ONE in five shops now stands empty in Sunderland city centre, according to a new report.
Concerns over the decline of the city centre have been rife for years and how best to improve the area is one of the hottest topics of discussion.
Now new figures from the Local Data Company (LDC) show the city centre’s “vacancy rate” rose to 21.5 per cent last year – a hike of four per cent from 2009.
Sunderland City Council has been ploughing millions of pounds into events and improvements in the city centre in recent years and a further £1million for work in the key shopping area is included in this year’s budget.
But Conservative regeneration spokesman Alan Wright said the cash would only help if it was targeted properly – and claimed the council must do more to attract shoppers and traders to Sunderland.
He said: “We won’t stop shops from closing down and we won’t encourage traders to open up unless we can get more people to come into the city centre.”
Coun Wright, who represents St Chad’s, said residents regularly complained to him about a lack of public toilets and poor signage in the city centre.
He is particularly fearful of shops in Fawcett Street and said the size, frequency and noise of buses running along the street put shoppers off visiting it. He wants the council and bus companies to explore changing bus routes.
Coun Write did, however, say there had been some successes in the city centre – including the £15million expansion of The Bridges to include a three-storey Primark store and it was important to recognise and celebrate such developments.
Sunderland is ranked 18 in the empty shops league of towns and cities with large shopping areas – those with more than 400 units in their core retail districts.
The LDC said the growth in empty shops threatened the future of the high street, particularly in the north of England, amid warnings some shopping precincts will never return to their pre-recession days.

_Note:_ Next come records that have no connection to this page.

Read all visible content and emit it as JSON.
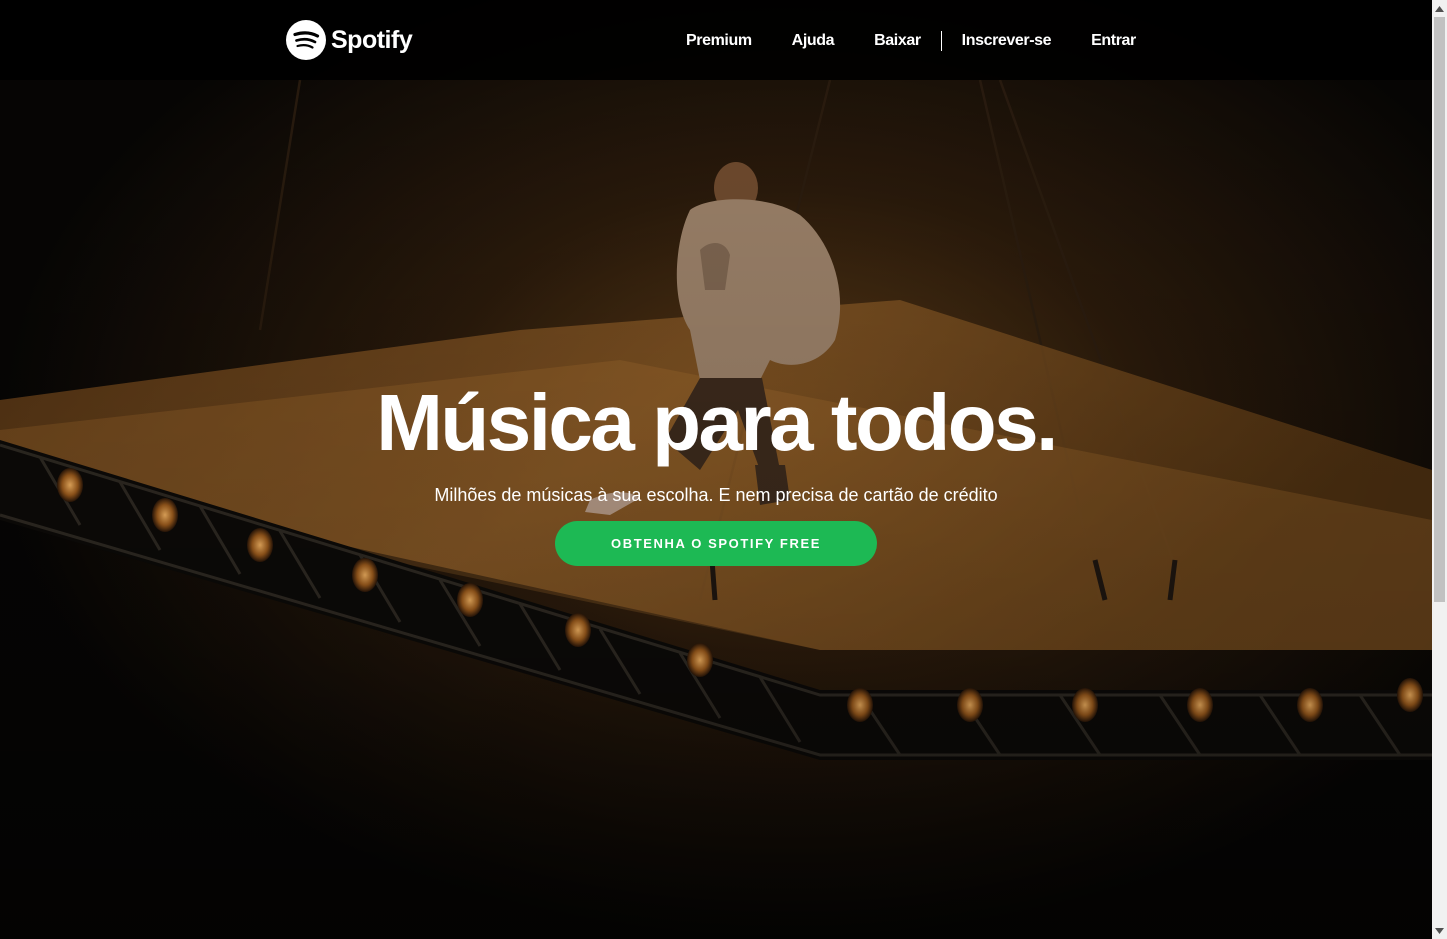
{
  "brand": {
    "name": "Spotify",
    "accent_color": "#1db954"
  },
  "nav": {
    "premium": "Premium",
    "help": "Ajuda",
    "download": "Baixar",
    "signup": "Inscrever-se",
    "login": "Entrar"
  },
  "hero": {
    "title": "Música para todos.",
    "subtitle": "Milhões de músicas à sua escolha. E nem precisa de cartão de crédito",
    "cta_label": "OBTENHA O SPOTIFY FREE",
    "image_description": "artist-on-tilted-lit-stage"
  },
  "icons": {
    "logo": "spotify-logo-icon",
    "scroll_up": "scroll-up-arrow-icon",
    "scroll_down": "scroll-down-arrow-icon"
  }
}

The report says: “Whichever way you look at it, fundamental structural changes are taking place in UK retail at the retailer and consumer levels. The very fact that 10 years ago the majority of a multiple retailer’s stores were on a high street but now are migrating from the high street into shopping centres and out-of-town shopping parks begs the question of what will fill the high street of 2020 and beyond?”
Newcastle’s vacancy rate dropped by 0.9 per cent to 17 per cent, while neighbouring South Shields’ went up by 6.1 per cent to 21.9 per cent.
Keith Lowes, Head of Planning and Environment, Sunderland City Council, said: “The national economic picture clearly has an impact on people’s propensity to spend and as this reduces there is a corresponding increase in the number of vacant shops. Technological factors such as the growth in internet on-line shopping also have a part to play.
“The latest figures show an increase in the proportion of empty shops across the country in not only large centres like Sunderland but also medium and small centres. Examples of centres where the proportion of vacancies has decreased are few and far between.
“In Sunderland there have been some long-standing empty properties in certain parts of the city centre, for instance in the less favourable locations in terms of pedestrian footfall and the closure of a single shop like Joplings results in a long length of vacant frontage, which does not create a good impression.
“On the plus side Land Securities plans for the expansion of the Bridges together with the new operators who have moved into the mall over the past year confirm the popularity of this part of the city centre’s primary retail core.
“In addition the council continues to invest in the city centre public realm following on from the work that has been undertaken in St Thomas Street, High Street West, Union Street and Athenaeum Street and to be recommenced in Market Square in April.
“Work is also ongoing to “dress” empty shop frontages on properties held for redevelopment in Holmeside South and the former Pilgrim Pub House in Fawcett Street which is in council ownership but is on the market.
“The occupation of retail premises in the city centre tends to be dynamic with ebbs and flows in some areas but the situation can be expected to improve subject to the overall economy improving.”